El Guggenheim Bilbao dedica al artista alemán la primera retrospectiva de un fotógrafo en sus 20 años de historia
El fotógrafo alemán Thomas Struth en el Museo Guggenheim Bilbao. EFE
Y si la fotografía fuese la historia imaginaria de esa realidad que está delante. Incluso el contenedor de todo lo que tiene de invisible lo que estamos viendo. Thomas Struth (Geldem, Alemania, 1954) llegó a la fotografía desde la orilla de la pintura. Fue al contacto con Gerard Richter, profesor de la Academia de Bellas Artes de Düsseldorf, y después con los fotógrafos Hilla y Bern Becher cuando giró los ojos a las cámaras y se quedó a vivir en ese espacio.

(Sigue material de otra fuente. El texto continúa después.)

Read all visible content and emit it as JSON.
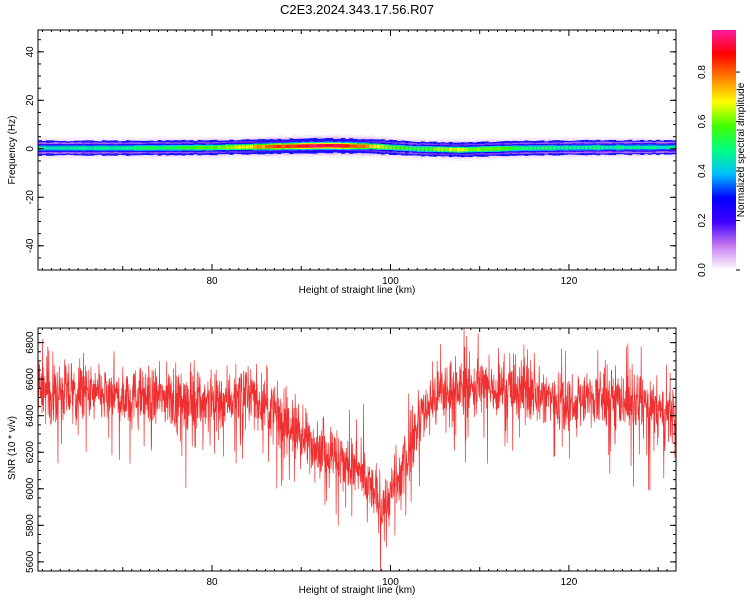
{
  "title": "C2E3.2024.343.17.56.R07",
  "chart_data": [
    {
      "type": "heatmap",
      "xlabel": "Height of straight line (km)",
      "ylabel": "Frequency (Hz)",
      "xlim": [
        60.5,
        132
      ],
      "ylim": [
        -50,
        49
      ],
      "xticks": [
        80,
        100,
        120
      ],
      "yticks": [
        -40,
        -20,
        0,
        20,
        40
      ],
      "colorbar": {
        "label": "Normalized spectral amplitude",
        "range": [
          0,
          0.97
        ],
        "ticks": [
          0.0,
          0.2,
          0.4,
          0.6,
          0.8
        ],
        "colors": [
          "#ffffff",
          "#c87cf0",
          "#4000ff",
          "#0000ff",
          "#00c0ff",
          "#00ff80",
          "#40ff00",
          "#ffff00",
          "#ff8000",
          "#ff0000",
          "#ff1aa0"
        ]
      },
      "band_center_hz": [
        [
          60.5,
          0.3
        ],
        [
          70,
          0.3
        ],
        [
          80,
          0.5
        ],
        [
          88,
          1.0
        ],
        [
          93,
          1.3
        ],
        [
          98,
          1.0
        ],
        [
          103,
          0.0
        ],
        [
          108,
          -0.4
        ],
        [
          114,
          0.2
        ],
        [
          122,
          0.5
        ],
        [
          132,
          0.6
        ]
      ],
      "peak_amplitude": [
        [
          60.5,
          0.45
        ],
        [
          70,
          0.48
        ],
        [
          78,
          0.55
        ],
        [
          84,
          0.68
        ],
        [
          88,
          0.84
        ],
        [
          92,
          0.93
        ],
        [
          96,
          0.84
        ],
        [
          99,
          0.62
        ],
        [
          103,
          0.55
        ],
        [
          107,
          0.66
        ],
        [
          111,
          0.6
        ],
        [
          116,
          0.5
        ],
        [
          124,
          0.48
        ],
        [
          132,
          0.45
        ]
      ]
    },
    {
      "type": "line",
      "xlabel": "Height of straight line (km)",
      "ylabel": "SNR (10 * v/v)",
      "xlim": [
        60.5,
        132
      ],
      "ylim": [
        5550,
        6880
      ],
      "xticks": [
        80,
        100,
        120
      ],
      "yticks": [
        5600,
        5800,
        6000,
        6200,
        6400,
        6600,
        6800
      ],
      "color": "#f03030",
      "series": [
        {
          "x": [
            60.5,
            65,
            70,
            75,
            80,
            84,
            86,
            88,
            90,
            92,
            94,
            96,
            98,
            99,
            100,
            101,
            102,
            103,
            104,
            106,
            110,
            115,
            120,
            125,
            128,
            130,
            132
          ],
          "y": [
            6530,
            6520,
            6500,
            6500,
            6480,
            6520,
            6460,
            6360,
            6290,
            6230,
            6170,
            6110,
            5990,
            5910,
            5960,
            6050,
            6200,
            6340,
            6450,
            6540,
            6560,
            6530,
            6480,
            6500,
            6460,
            6420,
            6380
          ]
        }
      ]
    }
  ]
}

Alrededor de aquellos profesores se articuló la Escuela de Düsseldorf, con Candida Hoffer, Axel Hütte, Thomas Ruff, Andreas Gursky… Un nuevo concepto de la fotografía se hacía sitio. Y Struth, de todos ellos, asumió el camino más singular. En sus primeros trabajos, a finales de los años 70, registró cientos de calles vacías. No le importaba tanto el ser humano como sus huellas. El eco de su ausencia. «Las fotografías de la figura humana suelen ser anecdóticas, además de que la mayoría carece de fuerza histórica. Y eso no sucede con la arquitectura, por ejemplo», dice. En medio de la turbulencia de una calle vacía en Berlín, Nueva York, Nápoles, Tokio o Jerusalén, Struth reconoce el mundo.
El fotógrafo alemán Thomas Struth en el Museo Guggenheim Bilbao. EFE
En los años 80 comenzó también a retratar por dentro los museos. Después a la gente observando las obras en los museos. Y más tarde, fijó la evolución tecnológica a finales del siglo XX y comienzos del XXI. También retrató espacios naturales, animales muertos y familias. Todos son ecosistemas, animados e inanimados. «Mi interés por la fotografía no viene de la historia de esta expresión, sino a través de los álbumes de familia de mis padres. Cada vez que los abría quedaban muchas preguntas en el ambiente. Entre lo que ellos me habían contado y las imágenes que guardaban existía un vacío. Eso era lo que yo quería investigar», comenta Struth. Su padre fue herido gravemente dos veces en la II Guerra Mundial y «combatió en el bando equivocado».
Struth genera son su obra espacios. Unas veces épicos y otras íntimos. El gran formato y la definición de la imagen genera instantes de inquietud, de extraña complicidad, de extravío. Una de sus imágenes de la serie sobre museos, una escena del Panteón, alcanzó en subasta el millón de dólares. En ese momento pasó a ser el fotógrafo vivo más cotizado. Lo vive con cierta distancia, con asombro perezoso. Entre sus hazañas también está la de ser el primer fotógrafo contemporáneo que expone en el Museo del Prado. Y esta es la primera vez que el Guggenheim Bilbao dedica una retrospectiva -400 piezas, contando con su archivo- a un artista gráfico, abierta hasta el próximo mes de enero.
A Struth, obsesivo, paciente, alejado del concepto azaroso de «instante decisivo» de Cartier-Bresson, le interesa sobre todo lo que ocurre en quien mira algo. En quien observa. Qué deja en esa mirada. Qué se lleva irremediablemente. De qué manera aprendemos a ser animales sociales. Y cómo su fotografía puede ser un túnel del tiempo, una pregunta, un desafío, una nostalgia. Una quietud que no se explica de otro modo. Una forma de belleza.